One of the characteristics of your books which I often found fascinating is their musical references. For example, Ziggy’s I apologize took its name from the Husker Du song, who were a sort of phantasmatic character narrating the plot from outside the scene with their tracks, together with Slayer and Sonic Youth. But the examples could be many, and they would be all equally crucial to the experience of your previous books.
In a sense, I Wished is exceptionally barren in this regard. The only musical character that stuck out to me is a brief, chilling portrait of Nick Drake in his dying days. What were you listening to when you wrote I Wished?
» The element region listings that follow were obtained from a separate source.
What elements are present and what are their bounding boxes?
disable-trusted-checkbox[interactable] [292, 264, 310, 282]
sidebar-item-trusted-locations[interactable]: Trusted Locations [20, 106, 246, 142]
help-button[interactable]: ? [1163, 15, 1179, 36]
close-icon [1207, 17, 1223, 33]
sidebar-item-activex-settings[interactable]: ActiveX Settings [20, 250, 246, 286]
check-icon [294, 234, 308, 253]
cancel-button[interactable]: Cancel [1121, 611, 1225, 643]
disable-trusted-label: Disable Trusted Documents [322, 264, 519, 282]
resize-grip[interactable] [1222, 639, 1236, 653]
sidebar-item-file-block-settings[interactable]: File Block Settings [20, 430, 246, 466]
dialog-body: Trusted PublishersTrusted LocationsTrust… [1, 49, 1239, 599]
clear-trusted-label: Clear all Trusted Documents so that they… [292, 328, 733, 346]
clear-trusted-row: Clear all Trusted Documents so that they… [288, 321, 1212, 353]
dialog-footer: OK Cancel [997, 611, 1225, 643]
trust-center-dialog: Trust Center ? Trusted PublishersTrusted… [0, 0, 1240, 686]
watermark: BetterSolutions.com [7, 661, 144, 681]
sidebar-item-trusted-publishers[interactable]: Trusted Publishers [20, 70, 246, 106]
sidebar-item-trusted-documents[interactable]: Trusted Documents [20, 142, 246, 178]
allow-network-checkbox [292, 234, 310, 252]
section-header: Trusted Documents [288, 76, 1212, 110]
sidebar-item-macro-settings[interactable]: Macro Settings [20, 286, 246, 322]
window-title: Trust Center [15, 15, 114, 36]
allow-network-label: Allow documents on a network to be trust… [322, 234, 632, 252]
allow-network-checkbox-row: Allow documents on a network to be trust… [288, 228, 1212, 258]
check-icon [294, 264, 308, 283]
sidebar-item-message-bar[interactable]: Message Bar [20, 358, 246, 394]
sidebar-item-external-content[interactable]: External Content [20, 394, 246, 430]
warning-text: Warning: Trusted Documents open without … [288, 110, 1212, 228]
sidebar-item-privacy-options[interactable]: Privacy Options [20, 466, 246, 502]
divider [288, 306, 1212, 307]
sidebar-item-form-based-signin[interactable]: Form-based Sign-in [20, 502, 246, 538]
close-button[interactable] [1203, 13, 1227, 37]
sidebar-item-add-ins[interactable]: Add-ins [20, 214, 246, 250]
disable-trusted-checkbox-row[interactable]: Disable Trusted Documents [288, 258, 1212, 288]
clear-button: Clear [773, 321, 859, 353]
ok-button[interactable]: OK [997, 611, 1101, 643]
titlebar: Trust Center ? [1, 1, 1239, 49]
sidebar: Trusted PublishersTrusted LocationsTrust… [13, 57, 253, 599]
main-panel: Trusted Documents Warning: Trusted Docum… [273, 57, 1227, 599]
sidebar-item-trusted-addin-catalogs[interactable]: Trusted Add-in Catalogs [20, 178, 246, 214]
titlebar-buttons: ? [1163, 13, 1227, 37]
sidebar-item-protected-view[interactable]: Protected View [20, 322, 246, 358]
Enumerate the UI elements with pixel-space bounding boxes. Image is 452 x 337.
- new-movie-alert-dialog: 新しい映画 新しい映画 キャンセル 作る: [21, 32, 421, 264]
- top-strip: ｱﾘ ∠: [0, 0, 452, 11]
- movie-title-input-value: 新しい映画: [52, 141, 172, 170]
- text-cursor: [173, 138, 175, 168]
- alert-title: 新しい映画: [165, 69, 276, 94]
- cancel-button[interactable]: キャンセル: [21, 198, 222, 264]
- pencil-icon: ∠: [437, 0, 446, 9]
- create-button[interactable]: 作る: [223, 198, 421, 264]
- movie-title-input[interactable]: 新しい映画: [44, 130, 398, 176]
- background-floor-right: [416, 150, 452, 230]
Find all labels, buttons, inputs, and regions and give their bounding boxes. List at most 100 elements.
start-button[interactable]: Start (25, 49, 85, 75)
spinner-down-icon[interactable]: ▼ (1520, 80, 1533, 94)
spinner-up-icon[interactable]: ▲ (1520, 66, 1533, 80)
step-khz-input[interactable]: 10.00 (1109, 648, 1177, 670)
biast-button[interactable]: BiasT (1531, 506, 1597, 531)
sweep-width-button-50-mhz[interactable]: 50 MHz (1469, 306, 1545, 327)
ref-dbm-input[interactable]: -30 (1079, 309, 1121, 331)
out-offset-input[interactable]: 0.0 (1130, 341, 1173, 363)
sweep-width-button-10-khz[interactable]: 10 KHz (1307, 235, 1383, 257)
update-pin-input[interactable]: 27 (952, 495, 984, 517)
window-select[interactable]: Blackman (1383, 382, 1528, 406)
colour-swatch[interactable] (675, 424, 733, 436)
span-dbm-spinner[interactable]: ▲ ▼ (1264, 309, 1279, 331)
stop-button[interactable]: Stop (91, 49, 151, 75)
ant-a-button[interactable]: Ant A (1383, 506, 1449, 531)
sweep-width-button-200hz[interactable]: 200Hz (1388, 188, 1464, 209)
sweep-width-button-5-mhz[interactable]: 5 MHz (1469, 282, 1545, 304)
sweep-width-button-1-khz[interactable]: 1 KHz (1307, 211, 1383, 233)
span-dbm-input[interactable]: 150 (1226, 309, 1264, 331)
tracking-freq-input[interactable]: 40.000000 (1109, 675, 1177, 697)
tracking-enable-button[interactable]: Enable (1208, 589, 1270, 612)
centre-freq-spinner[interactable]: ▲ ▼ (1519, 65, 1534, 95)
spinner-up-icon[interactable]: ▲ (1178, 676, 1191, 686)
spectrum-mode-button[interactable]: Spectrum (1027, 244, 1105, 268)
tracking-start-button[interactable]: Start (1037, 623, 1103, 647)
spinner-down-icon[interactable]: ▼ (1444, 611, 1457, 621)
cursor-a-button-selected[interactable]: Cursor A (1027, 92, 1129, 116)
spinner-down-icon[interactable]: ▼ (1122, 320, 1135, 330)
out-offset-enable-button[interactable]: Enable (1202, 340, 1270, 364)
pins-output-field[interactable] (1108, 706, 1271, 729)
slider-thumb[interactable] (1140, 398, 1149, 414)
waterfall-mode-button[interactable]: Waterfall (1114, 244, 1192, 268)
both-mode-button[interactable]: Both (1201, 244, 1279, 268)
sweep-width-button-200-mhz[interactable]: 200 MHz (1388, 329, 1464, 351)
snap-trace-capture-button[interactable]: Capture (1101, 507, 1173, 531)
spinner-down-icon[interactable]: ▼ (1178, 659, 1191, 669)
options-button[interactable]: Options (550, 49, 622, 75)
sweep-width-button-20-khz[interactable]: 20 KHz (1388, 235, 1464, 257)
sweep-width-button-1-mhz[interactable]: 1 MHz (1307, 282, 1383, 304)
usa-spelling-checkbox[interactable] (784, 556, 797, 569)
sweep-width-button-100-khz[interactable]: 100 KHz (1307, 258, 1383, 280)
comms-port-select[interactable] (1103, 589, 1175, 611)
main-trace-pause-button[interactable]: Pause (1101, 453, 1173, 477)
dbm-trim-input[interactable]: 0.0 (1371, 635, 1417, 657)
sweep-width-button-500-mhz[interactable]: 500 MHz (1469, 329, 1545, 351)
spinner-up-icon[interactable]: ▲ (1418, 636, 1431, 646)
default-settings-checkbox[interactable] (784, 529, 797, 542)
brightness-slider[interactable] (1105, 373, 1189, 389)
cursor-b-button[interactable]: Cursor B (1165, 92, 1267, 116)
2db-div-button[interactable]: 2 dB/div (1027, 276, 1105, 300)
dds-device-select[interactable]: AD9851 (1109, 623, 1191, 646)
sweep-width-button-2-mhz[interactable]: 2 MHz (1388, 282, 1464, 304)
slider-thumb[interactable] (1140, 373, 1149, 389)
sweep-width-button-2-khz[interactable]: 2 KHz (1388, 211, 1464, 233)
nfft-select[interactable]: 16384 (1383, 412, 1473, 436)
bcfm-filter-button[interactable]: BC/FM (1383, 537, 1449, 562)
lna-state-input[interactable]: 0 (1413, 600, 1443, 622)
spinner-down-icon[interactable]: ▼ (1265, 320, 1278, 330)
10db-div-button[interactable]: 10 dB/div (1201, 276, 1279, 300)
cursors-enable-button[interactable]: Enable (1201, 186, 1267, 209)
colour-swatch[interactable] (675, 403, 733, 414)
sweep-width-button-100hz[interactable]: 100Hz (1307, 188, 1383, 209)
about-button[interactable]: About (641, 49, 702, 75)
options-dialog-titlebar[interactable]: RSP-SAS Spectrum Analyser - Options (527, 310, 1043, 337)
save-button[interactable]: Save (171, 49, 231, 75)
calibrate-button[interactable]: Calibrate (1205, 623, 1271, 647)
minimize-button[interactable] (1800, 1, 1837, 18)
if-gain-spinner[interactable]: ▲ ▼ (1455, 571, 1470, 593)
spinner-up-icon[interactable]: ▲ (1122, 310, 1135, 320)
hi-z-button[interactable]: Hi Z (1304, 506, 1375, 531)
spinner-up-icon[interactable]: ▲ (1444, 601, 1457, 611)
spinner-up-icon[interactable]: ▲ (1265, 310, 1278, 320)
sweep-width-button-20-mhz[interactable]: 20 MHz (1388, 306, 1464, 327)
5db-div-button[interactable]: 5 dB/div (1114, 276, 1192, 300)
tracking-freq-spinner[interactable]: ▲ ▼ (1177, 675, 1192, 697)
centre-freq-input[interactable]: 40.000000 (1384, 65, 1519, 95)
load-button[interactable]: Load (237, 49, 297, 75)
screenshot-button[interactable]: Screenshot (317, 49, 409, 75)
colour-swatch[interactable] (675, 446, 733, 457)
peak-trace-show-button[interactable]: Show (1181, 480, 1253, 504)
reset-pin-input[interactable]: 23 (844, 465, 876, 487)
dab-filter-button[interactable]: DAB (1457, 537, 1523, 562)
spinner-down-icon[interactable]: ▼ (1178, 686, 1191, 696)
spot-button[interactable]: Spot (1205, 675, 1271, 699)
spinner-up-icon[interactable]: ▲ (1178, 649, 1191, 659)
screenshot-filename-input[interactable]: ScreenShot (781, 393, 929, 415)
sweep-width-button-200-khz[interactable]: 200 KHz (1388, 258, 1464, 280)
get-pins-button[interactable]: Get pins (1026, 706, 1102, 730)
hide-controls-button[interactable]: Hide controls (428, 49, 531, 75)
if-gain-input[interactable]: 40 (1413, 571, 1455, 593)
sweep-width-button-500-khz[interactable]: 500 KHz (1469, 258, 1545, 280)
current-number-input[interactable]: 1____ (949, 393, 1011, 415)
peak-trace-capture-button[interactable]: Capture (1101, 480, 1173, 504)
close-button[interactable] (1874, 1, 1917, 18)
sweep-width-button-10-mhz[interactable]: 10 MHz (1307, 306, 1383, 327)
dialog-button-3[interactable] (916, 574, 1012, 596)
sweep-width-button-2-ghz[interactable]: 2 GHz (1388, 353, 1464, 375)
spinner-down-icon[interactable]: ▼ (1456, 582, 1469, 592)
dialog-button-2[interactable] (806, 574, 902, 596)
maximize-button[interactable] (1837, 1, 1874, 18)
Is there an album or a band that characterizes it for you?
I don’t think there was any particular music that informed I Wished. For one thing, I started writing the novel about 9 years ago and then put it away and didn’t work on it for 4 years and then returned to finish it. So it wasn’t written in one burst where I could trace the music I was thinking about. I think it’s probably not as influenced by music as my other books. The Nick Drake references are there because George was so attached to his music. Mostly in the recent years when I was writing the novel, I’ve listened to noise and experimental music, lots of random tracks and albums rather than any single work or artist that I was fascinated by and studying in particular.
Lastly, a question about the future of the George Miles Extended Universe: is I Wished really a finale? Will we read about George Miles again? Is it over?
On the one hand, I don’t know what else I could write about George. In that sense, I don’t expect to write another book about him. You never know, of course, but I think not. He always informs my work in a deep way, so that might continue, but not in a sense where he and his influence would necessarily be visible to readers. But I don’t have a plan or set of rules about that. I always start from scratch when I write a new novel, and anything is always possible.